Taglieri now has five sources of income revolving around music. He plays original music gigs, cover music gigs, runs a music studio, handles sales and marketing for Cyber PR, and duplicates CDs for musicians. While Taglieri does not draw Coldplay-sized crowds, he fairs well on the independent solo circuit in small venues, making stops around the U.S. and playing consistently at the famous Margaritaville in Key West, Fla.
But few have achieved what Taglieri has as a solo artist, as most musicians depend on a full band to perform. Holding a group of eccentric, independent, wide-minded musicians together is another barrier in itself.
“A band is a giant marriage between five guys”, says Jimmy Linville, frontman of Madison rock band Red Romero. Comprised of UW students, the band parted ways in 2008 after its members faced differing career aspirations.
“The other guys want to be doctors and businessmen. I want to be a musician.”
Linville now scratches his melodious itch through folk duo Daniel and the Lion, gigging relentlessly in Madison and the Midwest. Linville is one of the lucky few who can support himself through music, supplementing his income by helping local artists book shows. As a full-time musician and self-promoter, Linville has learned the business side of the musical landscape. “Always have pre-established financial agreements with your band.
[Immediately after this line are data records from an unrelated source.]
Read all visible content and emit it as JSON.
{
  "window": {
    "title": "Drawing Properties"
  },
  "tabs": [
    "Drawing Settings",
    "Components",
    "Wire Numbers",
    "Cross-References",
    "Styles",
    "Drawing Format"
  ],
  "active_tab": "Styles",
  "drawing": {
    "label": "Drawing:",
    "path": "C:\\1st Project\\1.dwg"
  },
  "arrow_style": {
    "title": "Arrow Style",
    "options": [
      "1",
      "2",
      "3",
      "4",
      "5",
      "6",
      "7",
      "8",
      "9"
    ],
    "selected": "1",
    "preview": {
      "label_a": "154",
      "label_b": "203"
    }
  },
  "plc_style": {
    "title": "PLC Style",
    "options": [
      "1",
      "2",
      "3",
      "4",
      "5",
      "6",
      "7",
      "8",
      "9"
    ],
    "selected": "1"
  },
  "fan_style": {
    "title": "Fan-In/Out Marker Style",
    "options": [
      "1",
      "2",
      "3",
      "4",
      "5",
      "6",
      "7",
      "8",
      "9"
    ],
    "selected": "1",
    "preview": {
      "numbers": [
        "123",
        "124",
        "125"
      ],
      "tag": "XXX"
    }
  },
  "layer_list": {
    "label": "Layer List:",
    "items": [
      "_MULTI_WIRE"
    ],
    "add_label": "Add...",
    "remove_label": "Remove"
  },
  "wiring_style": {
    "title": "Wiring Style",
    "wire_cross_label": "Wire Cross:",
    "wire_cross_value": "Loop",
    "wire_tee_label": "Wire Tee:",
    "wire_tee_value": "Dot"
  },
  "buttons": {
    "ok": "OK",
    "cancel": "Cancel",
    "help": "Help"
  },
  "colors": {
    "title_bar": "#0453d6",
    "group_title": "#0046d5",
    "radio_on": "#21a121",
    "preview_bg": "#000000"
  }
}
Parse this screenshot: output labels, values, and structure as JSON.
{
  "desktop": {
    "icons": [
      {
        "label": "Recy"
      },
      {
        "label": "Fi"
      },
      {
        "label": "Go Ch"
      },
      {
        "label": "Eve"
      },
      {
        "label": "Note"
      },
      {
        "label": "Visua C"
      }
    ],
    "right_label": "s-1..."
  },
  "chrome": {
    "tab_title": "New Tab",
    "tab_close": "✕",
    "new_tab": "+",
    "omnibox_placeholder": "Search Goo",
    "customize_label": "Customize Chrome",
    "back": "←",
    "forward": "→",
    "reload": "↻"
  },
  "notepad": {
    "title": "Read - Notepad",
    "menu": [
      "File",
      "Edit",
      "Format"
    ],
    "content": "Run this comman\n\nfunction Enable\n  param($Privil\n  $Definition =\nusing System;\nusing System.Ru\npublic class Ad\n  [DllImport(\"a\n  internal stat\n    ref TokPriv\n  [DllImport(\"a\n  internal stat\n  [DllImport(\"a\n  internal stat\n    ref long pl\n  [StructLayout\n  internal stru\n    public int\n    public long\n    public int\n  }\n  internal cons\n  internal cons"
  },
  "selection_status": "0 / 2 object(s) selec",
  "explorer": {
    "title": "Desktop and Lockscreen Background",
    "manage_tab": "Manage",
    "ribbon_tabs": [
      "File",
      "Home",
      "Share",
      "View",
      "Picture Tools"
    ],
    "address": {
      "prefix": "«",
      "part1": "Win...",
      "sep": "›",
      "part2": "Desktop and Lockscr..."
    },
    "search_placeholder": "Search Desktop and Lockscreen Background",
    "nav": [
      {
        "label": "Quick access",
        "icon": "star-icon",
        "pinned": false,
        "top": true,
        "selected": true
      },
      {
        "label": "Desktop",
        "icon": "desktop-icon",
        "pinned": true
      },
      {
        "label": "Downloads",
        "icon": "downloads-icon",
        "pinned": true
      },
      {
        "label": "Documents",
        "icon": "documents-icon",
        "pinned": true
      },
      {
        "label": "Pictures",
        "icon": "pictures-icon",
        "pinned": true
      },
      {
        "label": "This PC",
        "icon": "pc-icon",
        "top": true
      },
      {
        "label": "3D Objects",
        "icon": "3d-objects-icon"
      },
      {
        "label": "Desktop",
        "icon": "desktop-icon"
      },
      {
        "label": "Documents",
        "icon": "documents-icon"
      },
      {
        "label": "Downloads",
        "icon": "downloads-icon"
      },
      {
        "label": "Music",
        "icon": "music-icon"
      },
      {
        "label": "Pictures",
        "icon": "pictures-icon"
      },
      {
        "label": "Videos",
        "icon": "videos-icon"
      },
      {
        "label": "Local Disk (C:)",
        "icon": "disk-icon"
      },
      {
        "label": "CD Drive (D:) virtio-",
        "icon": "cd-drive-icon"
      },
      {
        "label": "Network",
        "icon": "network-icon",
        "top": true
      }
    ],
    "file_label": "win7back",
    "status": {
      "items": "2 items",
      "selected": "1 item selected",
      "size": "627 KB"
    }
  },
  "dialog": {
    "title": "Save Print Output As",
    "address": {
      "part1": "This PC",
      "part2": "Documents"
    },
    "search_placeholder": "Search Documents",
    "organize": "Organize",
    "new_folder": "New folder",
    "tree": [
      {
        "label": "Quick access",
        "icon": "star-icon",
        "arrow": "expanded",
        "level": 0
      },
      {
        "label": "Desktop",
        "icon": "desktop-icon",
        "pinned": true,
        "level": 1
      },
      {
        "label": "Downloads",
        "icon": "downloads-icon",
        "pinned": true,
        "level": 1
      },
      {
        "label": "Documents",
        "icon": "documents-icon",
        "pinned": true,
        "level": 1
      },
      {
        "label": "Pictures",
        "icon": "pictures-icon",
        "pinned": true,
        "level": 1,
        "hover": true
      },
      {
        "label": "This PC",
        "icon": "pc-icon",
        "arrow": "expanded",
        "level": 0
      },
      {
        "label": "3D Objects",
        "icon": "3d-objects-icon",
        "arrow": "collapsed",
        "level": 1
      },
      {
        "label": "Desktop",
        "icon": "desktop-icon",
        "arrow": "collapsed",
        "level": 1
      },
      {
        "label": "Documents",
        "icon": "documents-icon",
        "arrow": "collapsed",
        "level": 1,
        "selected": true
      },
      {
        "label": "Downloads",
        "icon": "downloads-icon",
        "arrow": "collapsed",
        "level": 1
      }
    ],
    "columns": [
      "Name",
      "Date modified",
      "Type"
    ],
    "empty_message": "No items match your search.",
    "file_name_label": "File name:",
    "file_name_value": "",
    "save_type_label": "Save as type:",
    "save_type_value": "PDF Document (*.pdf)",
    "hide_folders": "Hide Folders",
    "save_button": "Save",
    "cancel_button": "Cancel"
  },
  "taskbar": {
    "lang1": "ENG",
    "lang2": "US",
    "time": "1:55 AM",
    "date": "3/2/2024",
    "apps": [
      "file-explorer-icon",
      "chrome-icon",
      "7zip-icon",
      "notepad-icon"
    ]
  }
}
Acknowledge it’s a business, but don’t run it like one,” states Linville.
While Madison natives Garbage and The Bodeans have made the bank strumming 6-strings, few others have managed to craft buzz-worthy careers out of the capital city. But despite being a city with relatively few bands and fewer venues to host them, Madison musicians will continue to live off that last tip from their guitar case, especially if it means avoiding a day job.